Günlük hayatta fazla makyaj yapmayan, hatta oje bile sürmeyen birisiniz. Hep böyle miydiniz yoksa çocukken annenizin makyaj malzemeleriyle oynar mıydınız?Çocukken gerçekten de çok rüküştüm. Annem sportif bir kadındır ama ona bile kırmızı rugan ayakkabılar aldırırmışım ve giymesini istermişim. Yine onların makyaj masalarında oturup yüzümü, gözümü boyar ve onların Babydoll’larını giyermişim. O zamanlar böyle bir merakım varmış yani.
Ne oldu da sonra sadeliği ve doğallığı tercih ettiniz?Ailenden nasıl görürsen sen de öyle oluyorsun sanırım. O bir dönemdi ve geçti. Benim hem annem, hem de anneannem çok doğal olduğu için ben de öyle devam etmişim. Doğallığın daha önemli olduğunu anladım sanırım.
Yıllardır modeli değişmeyen ve çok da sağlıklı görünen saçlarınız var. Bunu korumak için hangi yöntemleri kullanıyorsunuz?Hayvan iliği sürüyorlar saça, bu özel bir karışım ve biraz kötü kokuyor ama bunu kullanıyorum. Çünkü saçı gerçekten de çok iyi besliyor. Yazları da güneşten kurumaması için badem yağı ve zeytinyağı sürüyorum. Zaten saçımda boya yok ve bu nedenle de çok yıpranmıyor. Çok fazla da fön çektiren biri değilim, o nedenle de ışığını kaybetmiyor saçım.
Bu bahsettiğiniz hayvan iliği kürünü siz evde mi uyguluyorsunuz?Hayır, bunu kuaförler uyguluyor ama ben Armoda Güzellik Merkezi’nde uygulatıyorum.
Saçınız sizi tanıdığımızdan beri hep uzun, hiç kestirmeyi düşündünüz mü?Arada geliyorlar ama belli olmaz, her an karsınıza kısacık saçlarla çıkıp bir sürpriz yapabilirim.
Türkiye’de giyim kuşam denildiğinde ilk akla gelen isimlerden birisiniz.

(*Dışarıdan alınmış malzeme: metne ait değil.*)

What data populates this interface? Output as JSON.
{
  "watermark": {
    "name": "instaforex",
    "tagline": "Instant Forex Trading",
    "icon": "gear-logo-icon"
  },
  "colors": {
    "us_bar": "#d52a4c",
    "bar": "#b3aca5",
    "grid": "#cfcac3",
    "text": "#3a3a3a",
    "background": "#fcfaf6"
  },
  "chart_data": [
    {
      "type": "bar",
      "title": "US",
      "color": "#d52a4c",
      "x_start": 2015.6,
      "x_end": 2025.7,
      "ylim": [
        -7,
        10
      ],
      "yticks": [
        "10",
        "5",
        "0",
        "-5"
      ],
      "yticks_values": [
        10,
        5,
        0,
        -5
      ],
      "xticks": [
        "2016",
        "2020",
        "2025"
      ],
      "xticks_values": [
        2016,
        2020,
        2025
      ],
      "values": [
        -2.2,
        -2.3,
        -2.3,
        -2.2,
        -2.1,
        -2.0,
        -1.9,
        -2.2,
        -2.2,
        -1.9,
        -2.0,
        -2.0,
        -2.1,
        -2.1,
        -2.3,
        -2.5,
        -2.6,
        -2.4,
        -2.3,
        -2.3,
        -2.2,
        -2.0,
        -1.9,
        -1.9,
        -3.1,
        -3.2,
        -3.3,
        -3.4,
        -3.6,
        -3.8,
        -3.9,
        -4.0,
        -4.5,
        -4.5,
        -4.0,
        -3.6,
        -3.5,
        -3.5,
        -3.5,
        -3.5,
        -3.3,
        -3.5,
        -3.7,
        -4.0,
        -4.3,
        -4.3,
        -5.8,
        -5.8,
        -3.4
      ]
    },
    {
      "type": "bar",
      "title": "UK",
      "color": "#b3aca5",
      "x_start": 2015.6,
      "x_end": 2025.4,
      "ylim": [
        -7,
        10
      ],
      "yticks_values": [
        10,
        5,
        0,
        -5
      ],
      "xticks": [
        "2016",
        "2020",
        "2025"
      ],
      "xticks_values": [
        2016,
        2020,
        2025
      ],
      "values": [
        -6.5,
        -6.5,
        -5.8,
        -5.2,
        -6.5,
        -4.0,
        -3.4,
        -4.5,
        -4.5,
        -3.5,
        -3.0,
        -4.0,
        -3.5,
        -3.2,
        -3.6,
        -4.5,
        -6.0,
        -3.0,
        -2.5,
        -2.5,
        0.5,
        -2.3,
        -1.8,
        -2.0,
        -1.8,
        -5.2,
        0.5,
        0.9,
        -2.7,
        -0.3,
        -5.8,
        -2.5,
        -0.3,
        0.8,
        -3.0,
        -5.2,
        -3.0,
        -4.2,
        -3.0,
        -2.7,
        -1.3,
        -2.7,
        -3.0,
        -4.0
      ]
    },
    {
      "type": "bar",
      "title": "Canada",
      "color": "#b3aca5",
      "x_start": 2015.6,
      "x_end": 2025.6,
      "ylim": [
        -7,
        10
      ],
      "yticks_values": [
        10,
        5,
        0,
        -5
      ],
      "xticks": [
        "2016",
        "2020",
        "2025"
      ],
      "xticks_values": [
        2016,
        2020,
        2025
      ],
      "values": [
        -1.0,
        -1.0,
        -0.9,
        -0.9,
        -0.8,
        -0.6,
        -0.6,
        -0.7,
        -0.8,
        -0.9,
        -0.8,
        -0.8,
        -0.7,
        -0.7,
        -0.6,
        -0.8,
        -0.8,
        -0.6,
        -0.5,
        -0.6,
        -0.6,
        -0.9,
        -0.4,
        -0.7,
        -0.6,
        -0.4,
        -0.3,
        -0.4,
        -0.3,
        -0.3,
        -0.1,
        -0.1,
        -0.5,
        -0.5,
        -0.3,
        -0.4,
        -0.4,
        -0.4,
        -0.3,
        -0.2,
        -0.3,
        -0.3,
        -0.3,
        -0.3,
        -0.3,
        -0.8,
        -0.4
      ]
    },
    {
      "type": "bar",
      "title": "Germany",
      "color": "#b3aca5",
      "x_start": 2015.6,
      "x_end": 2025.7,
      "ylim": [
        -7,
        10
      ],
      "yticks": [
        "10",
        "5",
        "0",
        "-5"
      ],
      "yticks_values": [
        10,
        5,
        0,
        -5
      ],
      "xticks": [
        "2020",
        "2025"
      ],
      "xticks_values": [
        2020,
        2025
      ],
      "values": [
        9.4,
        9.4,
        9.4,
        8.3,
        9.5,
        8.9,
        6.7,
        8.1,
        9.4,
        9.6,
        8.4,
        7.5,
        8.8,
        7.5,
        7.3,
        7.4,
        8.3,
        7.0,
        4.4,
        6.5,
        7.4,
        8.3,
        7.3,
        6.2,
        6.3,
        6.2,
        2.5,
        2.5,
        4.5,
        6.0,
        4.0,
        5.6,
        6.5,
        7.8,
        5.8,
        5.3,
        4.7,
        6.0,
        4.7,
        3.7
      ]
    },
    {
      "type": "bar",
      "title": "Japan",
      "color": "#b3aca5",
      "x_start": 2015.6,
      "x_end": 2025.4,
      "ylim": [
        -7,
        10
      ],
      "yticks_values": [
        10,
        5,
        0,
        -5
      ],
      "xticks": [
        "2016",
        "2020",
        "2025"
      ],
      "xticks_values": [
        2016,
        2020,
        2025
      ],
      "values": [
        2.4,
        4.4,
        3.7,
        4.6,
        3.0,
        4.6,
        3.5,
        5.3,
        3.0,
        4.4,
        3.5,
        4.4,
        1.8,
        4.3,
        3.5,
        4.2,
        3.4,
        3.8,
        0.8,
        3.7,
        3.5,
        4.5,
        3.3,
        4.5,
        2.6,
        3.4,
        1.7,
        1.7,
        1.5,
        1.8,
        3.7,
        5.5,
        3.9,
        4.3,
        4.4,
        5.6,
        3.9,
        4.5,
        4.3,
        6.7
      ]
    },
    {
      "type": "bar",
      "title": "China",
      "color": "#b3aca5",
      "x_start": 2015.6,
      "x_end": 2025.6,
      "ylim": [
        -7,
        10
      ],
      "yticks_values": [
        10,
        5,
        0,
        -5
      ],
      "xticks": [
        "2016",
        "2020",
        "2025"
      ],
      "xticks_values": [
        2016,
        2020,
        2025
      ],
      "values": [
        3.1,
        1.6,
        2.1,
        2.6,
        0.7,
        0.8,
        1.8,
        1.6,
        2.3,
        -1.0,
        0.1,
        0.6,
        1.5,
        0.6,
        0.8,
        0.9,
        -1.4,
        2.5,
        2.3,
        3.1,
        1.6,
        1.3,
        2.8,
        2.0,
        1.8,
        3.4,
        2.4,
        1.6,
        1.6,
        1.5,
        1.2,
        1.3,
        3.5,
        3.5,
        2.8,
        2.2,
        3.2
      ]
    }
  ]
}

Stil ikonu olarak anılmak sizde ister istemez her daim bakımlı olma hissi de uyandırıyor mu? Böyle bir zorunluluk hissediyor musunuz?Ben çoğu şeyi artık kendim için yapıyorum. Belki eskiden böyle şeyler düşünüyordum ve panikliyordum ama artık öyle değilim. İnsan yasadıklarıyla öyle bir yere geliyor ki bir anda ‘kendin olmak’ önemli oluyor. Nasıl hissediyorsam öyle davranıyorum artık. Tabii ki de bakımlı olmak da önemli ama ben önce kendime saygımdan dolayı daha sonra da etrafım için bakımlı olmayı tercih ediyorum. Bu nedenle de olabildiğimce bakımlı olmaya özen gösteriyorum.
Sizi yaz-kış bronz görüyoruz, kışın solaryuma mı giriyorsunuz?Son beş senedir solaryuma hiç gitmiyorum. Artık yaz aylarında bronzlaşmayı seviyorum. Kışın ise olabildiğince beyaz kalmak istiyorum.
Yazın sporunuzdan da hiç taviz vermediniz. Simdi artık is yoğunluğunuz da fazla olacak, spora vakit ayırabilecek misiniz?Ben her şeyimi ona göre ayarladım. Spor için sabah saat 06.00’da kalkarım, sporuma giderim ve oradan ise giderim. Haftanın beş günü Bootcamp antrenmanları yapıyorum. Haftada üç gün de biriyle birlikte dışarıda koşuyorum. Ben bunu bir hayat tarzı sekline getirdim. Severek yaptığım için de bana külfet gibi gelmiyor. Sporu önce sağlık sonra görüntü için herkesin yapması gerektiğini düşünüyorum. Ayrıca sporun vücuda verdiği diriliği başka hiç bir şey veremiyor.